Even though Iranian leaders continue to declare that their country does not seek nuclear weapons, many Israelis fear an Iranian nuclear attack, and some even compare their current predicament with the Holocaust. Dismissing Israel’s nuclear arsenal as “unusable,” they fear Iranian missile strikes against Israel’s population centres and estimate that the casualties may reach the number of victims claimed by the Nazi genocide. Since Iran has not attacked another country for about 300 years, geopolitical arguments cannot make this threat believable. This is why a massive propaganda campaign was launched in 2006 to portray the current Iranian president as a new Hitler. The campaign is conducted by Israel’s right-wing politicians, including Benjamin Netanyahu and Avigdor Liberman, with the ready help from the Israel lobby, a coalition of Christian and Jewish Zionists in several Western countries.

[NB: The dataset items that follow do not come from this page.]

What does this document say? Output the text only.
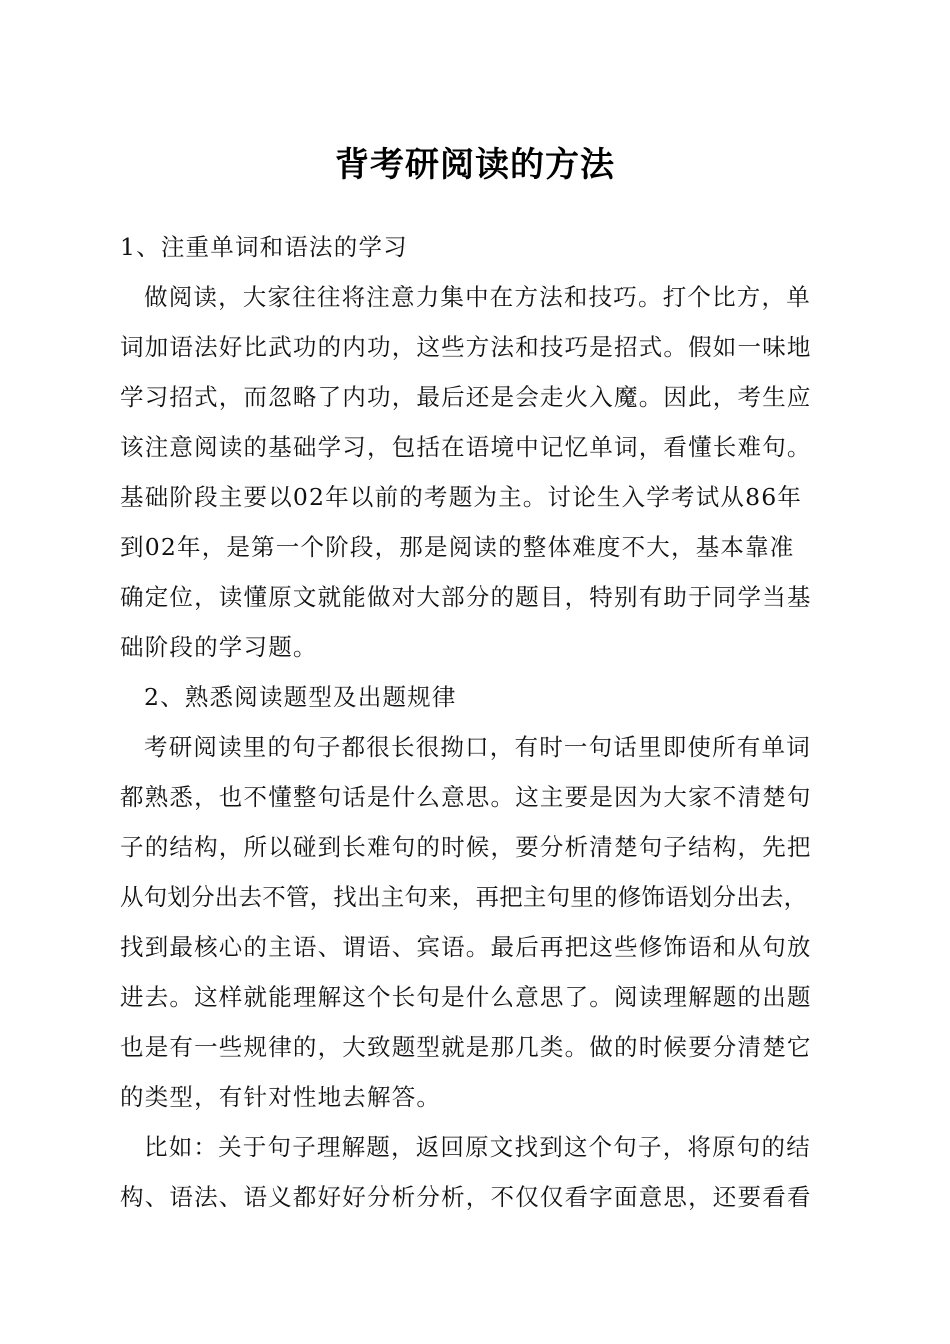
背考研阅读的方法
1、注重单词和语法的学习
做阅读，大家往往将注意力集中在方法和技巧。打个比方，单
词加语法好比武功的内功，这些方法和技巧是招式。假如一味地
学习招式，而忽略了内功，最后还是会走火入魔。因此，考生应
该注意阅读的基础学习，包括在语境中记忆单词，看懂长难句。
基础阶段主要以02年以前的考题为主。讨论生入学考试从86年
到02年，是第一个阶段，那是阅读的整体难度不大，基本靠准
确定位，读懂原文就能做对大部分的题目，特别有助于同学当基
础阶段的学习题。
2、熟悉阅读题型及出题规律
考研阅读里的句子都很长很拗口，有时一句话里即使所有单词
都熟悉，也不懂整句话是什么意思。这主要是因为大家不清楚句
子的结构，所以碰到长难句的时候，要分析清楚句子结构，先把
从句划分出去不管，找出主句来，再把主句里的修饰语划分出去，
找到最核心的主语、谓语、宾语。最后再把这些修饰语和从句放
进去。这样就能理解这个长句是什么意思了。阅读理解题的出题
也是有一些规律的，大致题型就是那几类。做的时候要分清楚它
的类型，有针对性地去解答。
比如：关于句子理解题，返回原文找到这个句子，将原句的结
构、语法、语义都好好分析分析，不仅仅看字面意思，还要看看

While Iran is a signatory to the Nuclear Non-proliferation Treaty, its neighbour Pakistan, like Israel, is not, and is possesses a real, not imaginary, nuclear arsenal. Just as Arendt prophesied, there may be no end to existential threats if Israel stays her course and refuses to redress the injustice done to the Palestinians since 1948. Yet, rather than address this fundamental injustice, and thus admit the political character of the conflict, generations of Israeli leaders have blamed the resistance of the Palestinians on their culture and religion.

This reinforces the argument of the clash of civilizations that right-wing governments around the world have embraced. There is little wonder that these governments constitute the backbone of Israel’s unconditional support in the world, an attitude, which, however, is not shared by the citizens of these very countries. Apparently, political manipulation of collective guilt for the Holocaust has outlived its usefulness. Public opinion surveys reveal that people around the world tend to look negatively on countries whose profile is marked by the use or pursuit of military power. This includes Israel and the United States, who habitually use military force, while Japan and Germany are viewed more positively.

The ruins of Hiroshima, just as the ruins in which I played as a child, testify to the fallibility of men, not of Americans, not of Germans, but of all men. Nor does the tragedy make the victims righteous. The violence chronically perpetrated by Israel, which claims to be the legatee of the Holocaust and the collective representative of the Jews, proves this beyond doubt. To help bring peace to the region one should no longer treat Israel as a collective victim of the Nazi genocide and a culmination of Jewish history, but as a country with its own history, interests and values.